According to a study from Stanford University, the research team found that the pricing scheme designed to make consumers consume more power at night. At night, the so-called “off-peak hour” does not show electricity savings.
“We were able to show that with less charging at home and more charging during the day, the US West would require less generating and storage capacity, and would not waste as much energy from solar and wind power,” said Siobhan Powell, author the main study. California now generates excess electricity in the morning and evening, mainly due to solar-panel capacity.
The most efficient and cheapest way to use that power is when it’s generated, so it makes sense to charge the EV at those times (during the day).
If EV owners continue to wait until nightfall to charge, then the country will need to invest heavily in expensive energy generation kits, or more generators likely to be powered by natural gas.
In fact, the study found that at the local level only a third of homes in certain neighborhoods charge their EVs after 11 PM (or whenever electricity rates drop) which makes the local power grid unstable.

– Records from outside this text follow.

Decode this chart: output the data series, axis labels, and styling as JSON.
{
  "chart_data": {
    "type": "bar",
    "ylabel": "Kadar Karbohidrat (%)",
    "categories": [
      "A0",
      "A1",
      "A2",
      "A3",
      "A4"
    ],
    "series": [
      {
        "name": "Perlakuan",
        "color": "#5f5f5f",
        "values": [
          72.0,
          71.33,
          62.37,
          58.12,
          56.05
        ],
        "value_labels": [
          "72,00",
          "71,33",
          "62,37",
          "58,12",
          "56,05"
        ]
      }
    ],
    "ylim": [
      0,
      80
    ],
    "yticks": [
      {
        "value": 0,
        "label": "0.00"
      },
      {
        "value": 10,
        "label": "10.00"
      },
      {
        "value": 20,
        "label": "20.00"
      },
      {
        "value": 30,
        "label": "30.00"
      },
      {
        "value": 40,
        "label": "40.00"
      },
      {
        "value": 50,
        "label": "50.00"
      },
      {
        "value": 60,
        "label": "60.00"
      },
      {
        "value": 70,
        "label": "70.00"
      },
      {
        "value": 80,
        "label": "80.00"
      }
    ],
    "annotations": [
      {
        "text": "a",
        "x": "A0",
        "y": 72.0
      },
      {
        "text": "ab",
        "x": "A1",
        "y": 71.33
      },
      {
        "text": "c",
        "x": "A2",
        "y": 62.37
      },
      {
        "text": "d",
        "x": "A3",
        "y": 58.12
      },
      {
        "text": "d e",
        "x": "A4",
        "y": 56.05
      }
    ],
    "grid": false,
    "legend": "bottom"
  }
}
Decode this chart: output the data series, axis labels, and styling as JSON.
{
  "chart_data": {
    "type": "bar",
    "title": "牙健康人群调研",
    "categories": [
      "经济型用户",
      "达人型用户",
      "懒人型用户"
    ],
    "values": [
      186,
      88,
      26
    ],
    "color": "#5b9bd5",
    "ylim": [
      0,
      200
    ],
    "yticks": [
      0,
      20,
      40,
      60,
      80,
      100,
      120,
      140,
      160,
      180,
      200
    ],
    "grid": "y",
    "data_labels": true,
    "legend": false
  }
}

Across the U.S. The West (whose power usage is very closely related to California), after a 50% switch to EV, the region will require 5.4 gigawatts of energy storage, the equivalent of five large nuclear power reactors.
The study authors therefore suggest that making changes to pricing schemes for specific regions will help to take advantage of the network’s natural rhythms.
Then stop charging commercial and industrial customers based on usage, which they say reduces workplace incentives to install EV chargers. With this change, storage requirements can be reduced from 5.4 gigawatts to 4.2 gigawatts.